Georgia Bulletin

The Newspaper of the Catholic Archdiocese of Atlanta

Photo By Michael Alexander
Holy Redeemer School students Carlee Demetree, left, and Caitlin Szabo hang out during a lunch that followed the eighth-grade Catholic Schools Week Mass in 2003.

Then And Now: Pursuing Different Kinds Of Healing

By MICHAEL ALEXANDER, Staff Photographer | Published January 31, 2013

A decade ago, after the 2003 Catholic Schools Week Mass for eighth-graders, I photographed two Holy Redeemer School students, Carlee Demetree and Caitlin Szabo, having fun during the lunch catered by The Varsity. The story of Demetree and Szabo is still unfolding, but they recently filled me in on what’s happened over the last 10 years.

Demetree and Szabo were good friends in middle school. Not only did they have a lot of the same classes, but they socialized after school, attended the same functions and sleepovers, and saw each other at their parish church, St. Brigid, Johns Creek. Demetree went on to attend Marist School, Atlanta, and Szabo attended Blessed Trinity High School, Roswell.

Caitlin Szabo is currently a second year medical student at the Medical University of South Carolina, Charleston.

Both participated in high school sports. Demetree played junior varsity and varsity tennis at Marist, and she was a member of the state championship teams of 2005 and 2006, which represented the school’s fifth and sixth consecutive state tennis titles.

Szabo played volleyball for Blessed Trinity. She was one of the senior co-captains on the team that defeated their biggest rival, Westminster, to win the school’s first state volleyball championship.

“Over six years later, I still brag about our come-from-behind victory. It was an honor playing with those 12 girls and Coach (Paul) Stevens,” said Szabo.

Szabo and Demetree both achieved academic success along the way. In high school they were members of the National Honor Society and Szabo was the salutatorian of Blessed Trinity’s class of 2007.

Demetree received an academic scholarship to attend the University of Oklahoma in Norman.

“My mom’s family is from Oklahoma, so that was the initial reason for applying to a school in Oklahoma. I had many cousins that attended the university while I was there, and I had the opportunity to walk on the OU tennis team,” said Demetree.

Szabo attended the University of South Carolina Honors College in Columbia.

“The University of South Carolina was appealing to me in numerous ways. I really wanted to attend a big SEC school with a relatively strong athletic program and a lot of opportunities for students to get involved. I wanted football, school spirit, and diversity. At the same time, I liked the smaller academic community feel that the Honors College gave me, so it was really a win-win,” said Szabo.

In college each worked hard, joined a sorority and gravitated toward the sciences. Demetree obtained a bachelor of science in chemistry and biochemistry, and Szabo double majored in psychology and biology. They also remained connected to their faith. Szabo attended Mass at the University of South Carolina Newman Center and Demetree attended the St. Thomas More University Parish Catholic Center.

Once their undergraduate studies were behind them, they sought individual paths that fulfilled their personal interests. Szabo, 23, entered Charleston’s Medical University of South Carolina in the fall of 2011.

“I never had one of those epiphany moments about when I wanted to be a doctor, but I do know that I have always enjoyed science and the way the human body works,” said Szabo.

Caitlin Szabo is currently a second- year medical student at the Medical University of South Carolina, Charleston.

Carlee Demetree pursued a career in music following college and she released her debut extended-play (EP) album in Feb. 2012. Photo By Michael Alexander

Demetree, 24, considered medical school, but she chose to pursue a career in music. She has been a piano player and songwriter since the age of 8.
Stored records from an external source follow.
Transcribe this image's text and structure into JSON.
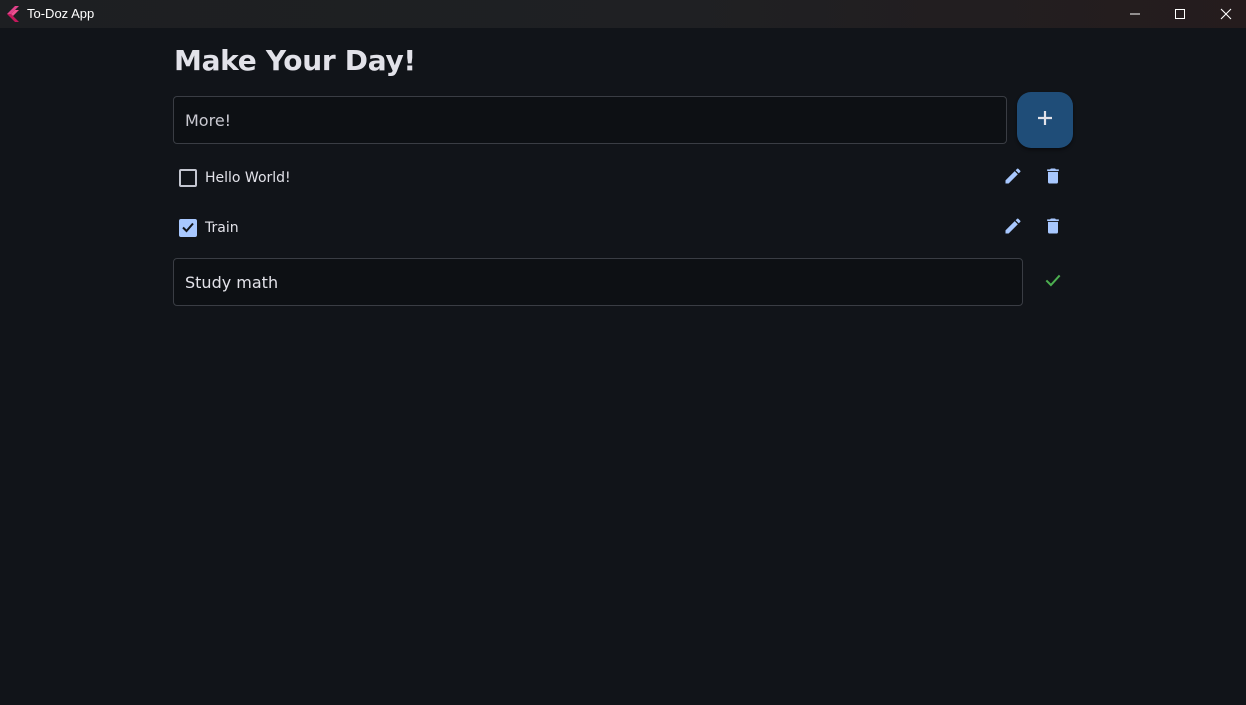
{
  "window": {
    "title": "To-Doz App",
    "logo_icon": "flutter-logo-icon",
    "controls": [
      "minimize-icon",
      "maximize-icon",
      "close-icon"
    ]
  },
  "main": {
    "heading": "Make Your Day!",
    "new_task_input": {
      "value": "More!"
    },
    "add_button_icon": "plus-icon"
  },
  "todos": [
    {
      "label": "Hello World!",
      "checked": false
    },
    {
      "label": "Train",
      "checked": true
    }
  ],
  "editing": {
    "value": "Study math",
    "confirm_icon": "check-icon"
  },
  "colors": {
    "background": "#111419",
    "accent": "#a8c8ff",
    "add_button": "#1f4d78",
    "confirm": "#4caf50"
  }
}
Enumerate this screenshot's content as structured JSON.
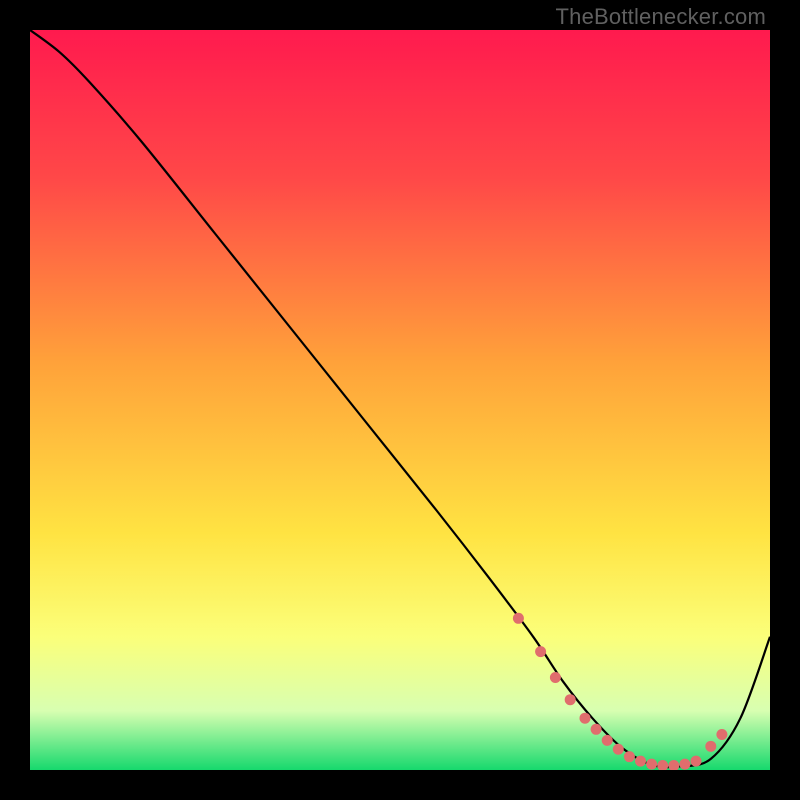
{
  "watermark": "TheBottlenecker.com",
  "chart_data": {
    "type": "line",
    "title": "",
    "xlabel": "",
    "ylabel": "",
    "xlim": [
      0,
      100
    ],
    "ylim": [
      0,
      100
    ],
    "gradient_stops": [
      {
        "offset": 0,
        "color": "#ff1a4e"
      },
      {
        "offset": 20,
        "color": "#ff4848"
      },
      {
        "offset": 45,
        "color": "#ffa23a"
      },
      {
        "offset": 68,
        "color": "#ffe342"
      },
      {
        "offset": 82,
        "color": "#fbff7a"
      },
      {
        "offset": 92,
        "color": "#d8ffb1"
      },
      {
        "offset": 100,
        "color": "#16d96d"
      }
    ],
    "series": [
      {
        "name": "curve",
        "x": [
          0,
          4,
          8,
          15,
          25,
          35,
          45,
          55,
          62,
          68,
          72,
          76,
          80,
          84,
          88,
          92,
          96,
          100
        ],
        "y": [
          100,
          97,
          93,
          85,
          72.5,
          60,
          47.5,
          35,
          26,
          18,
          12,
          7,
          3,
          0.7,
          0.5,
          1.5,
          7,
          18
        ]
      }
    ],
    "marker_points": {
      "name": "bottleneck-points",
      "color": "#e06d6d",
      "x": [
        66,
        69,
        71,
        73,
        75,
        76.5,
        78,
        79.5,
        81,
        82.5,
        84,
        85.5,
        87,
        88.5,
        90,
        92,
        93.5
      ],
      "y": [
        20.5,
        16,
        12.5,
        9.5,
        7,
        5.5,
        4,
        2.8,
        1.8,
        1.2,
        0.8,
        0.6,
        0.6,
        0.8,
        1.2,
        3.2,
        4.8
      ]
    }
  }
}
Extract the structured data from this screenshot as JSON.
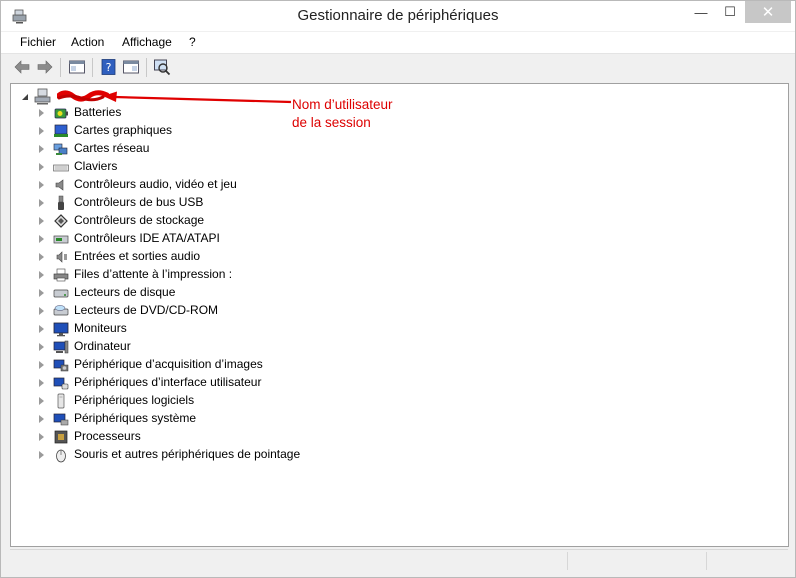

“I had a hard time deciding to switch paths and pursue a career in music. There’s no guarantee or secret to success, and the percentage of people that can make a stable living is not exactly high. I went through a lot of battles with the people that I’m closest to, but I did it because I felt like that’s where God was lighting the way,” said Demetree.

She worked with an Oklahoma City producer to record and complete her debut, seven-song EP (extended play) album entitled “Resolve.” It was released last February and Demetree wrote all the compositions.

She moved back to Alpharetta over a year ago. Since then she has been tutoring students in math and science to pay the bills, but also is taking composition and voice lessons, writing music and learning as much as she can about the music industry. She plans to release some new music in the spring.

“I hope to do music fulltime and get exposed to as many people as I can. You never know how a song can affect a listener, and music is my best way of healing anything that I’m going through,” said Demetree.

While the last two years of their lives have taken different turns, their core values remain the same.

“I would say I’m the proudest of myself when I’m first-handedly making a difference in someone else’s life,” said Demetree.

“I have learned how to be a neighbor and a friend to those around me and how to reach out when others need help,” said Szabo. “As long as I know that my family and friends are there for me and that God will always be there as my guiding force, then I can trust that everything is going to turn out as it was meant to be.”